William Temple Franklin to William Robeson
Copy:4 Library of Congress
Passy 3 Sept 1781
Mr. Raymond is just arrived, & has brought with him your black Servant.5 They Boy seems desirous of returning to you, provided you send him some Money together with his Freedom. He says the latter was his due immediately on his Arrival in England.6 He has lodg’d himself some where in Passy, & purposes waiting 15 Days for your Ansr. I offer’d him Bed & Board here without Expence, but he would not accept of it. You will please to let me know, by Return of Post, your Intentions relative to this Black Gentleman, who seems to have a great Opinion of his Importance, & not very willing to let himself be governed by me.
With sincere Regard I am, &ca.
I have seen nothing of your watch.
4. In the hand of Gurdon Mumford.
5. Mr. Raymond accompanied Montague from England to France and provided services to both Robeson and his slave, Jean Montague: WTF to Robeson, Sept. 8, and Robeson to WTF, Sept. 15, both below. In an undated letter to WTF Chaumont says that he paid “Sieur Raymond” for money advanced to Robeson and remitted the receipt to WTF with a request that he have Robeson reimburse him. APS. On Nov. 8 Robeson wrote WTF, sending his compliments to Mr. Raymond and a promise to repay him soon. APS. We have no further knowledge of Raymond’s identity.

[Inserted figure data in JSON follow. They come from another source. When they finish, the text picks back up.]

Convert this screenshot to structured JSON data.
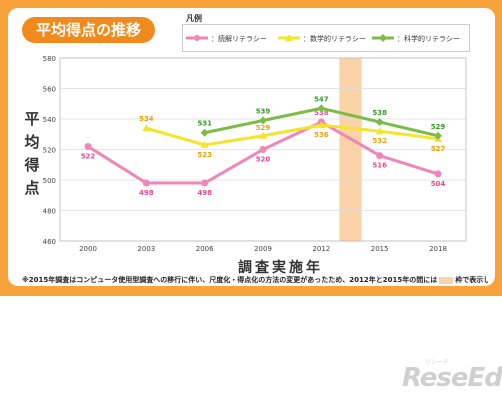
{
  "title": "平均得点の推移",
  "legend_title": "凡例",
  "ylabel": "平均得点",
  "xlabel": "調査実施年",
  "note_before": "※2015年調査はコンピュータ使用型調査への移行に伴い、尺度化・得点化の方法の変更があったため、2012年と2015年の間には",
  "note_after": "枠で表示している。",
  "watermark": "ReseEd",
  "watermark_sub": "リシード",
  "chart_data": {
    "type": "line",
    "x": [
      "2000",
      "2003",
      "2006",
      "2009",
      "2012",
      "2015",
      "2018"
    ],
    "ylim": [
      460,
      580
    ],
    "yticks": [
      460,
      480,
      500,
      520,
      540,
      560,
      580
    ],
    "grid": true,
    "legend_position": "top",
    "highlight_between": [
      "2012",
      "2015"
    ],
    "series": [
      {
        "name": "：読解リテラシー",
        "color": "#ee86b8",
        "marker": "circle",
        "values": [
          522,
          498,
          498,
          520,
          538,
          516,
          504
        ]
      },
      {
        "name": "：数学的リテラシー",
        "color": "#f5e52a",
        "marker": "triangle",
        "values": [
          null,
          534,
          523,
          529,
          536,
          532,
          527
        ]
      },
      {
        "name": "：科学的リテラシー",
        "color": "#7dbb48",
        "marker": "diamond",
        "values": [
          null,
          null,
          531,
          539,
          547,
          538,
          529
        ]
      }
    ],
    "label_colors": [
      "#e84a8f",
      "#eaa20c",
      "#3a9a2a"
    ]
  }
}
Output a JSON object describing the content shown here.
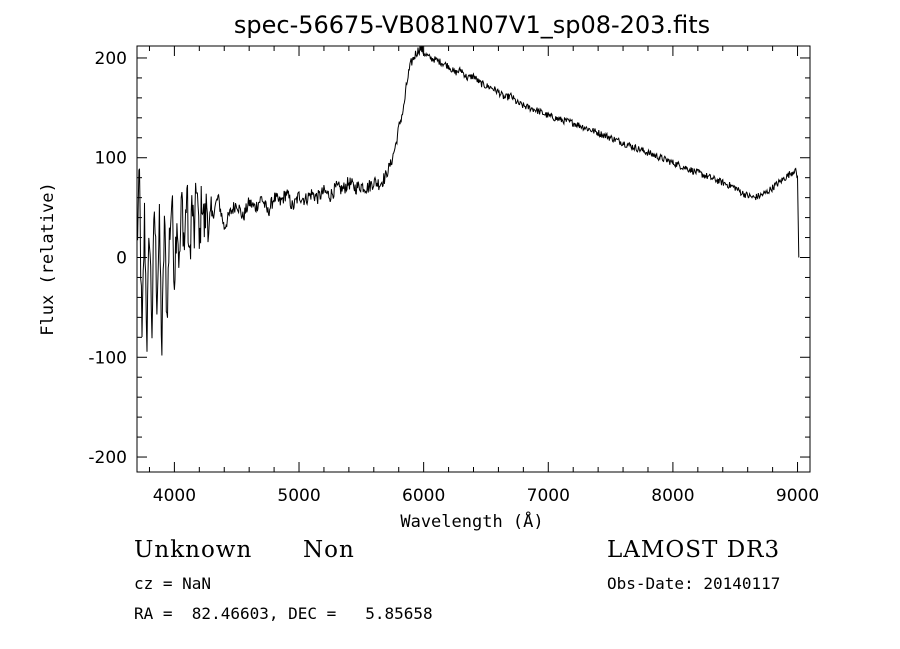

6. Montague evidently referred to the freedom principle as articulated by Lord Mansfield in the Somersett case (1772), brought by Granville Sharp (XVII, 38n), whereby a slave who set foot on English soil became free. In earlier negotiations with Robeson, Montague had also shown a knowledge of the laws governing slaves in France: XXXIII, 121–2. For a discussion of the freedom principle in French and English law during the eighteenth century see Sue Peabody, “There Are No Slaves in France”: the Political Culture of Race and Slavery in the Ancien Régime (New York and Oxford, 1996), pp. 3–7 and passim.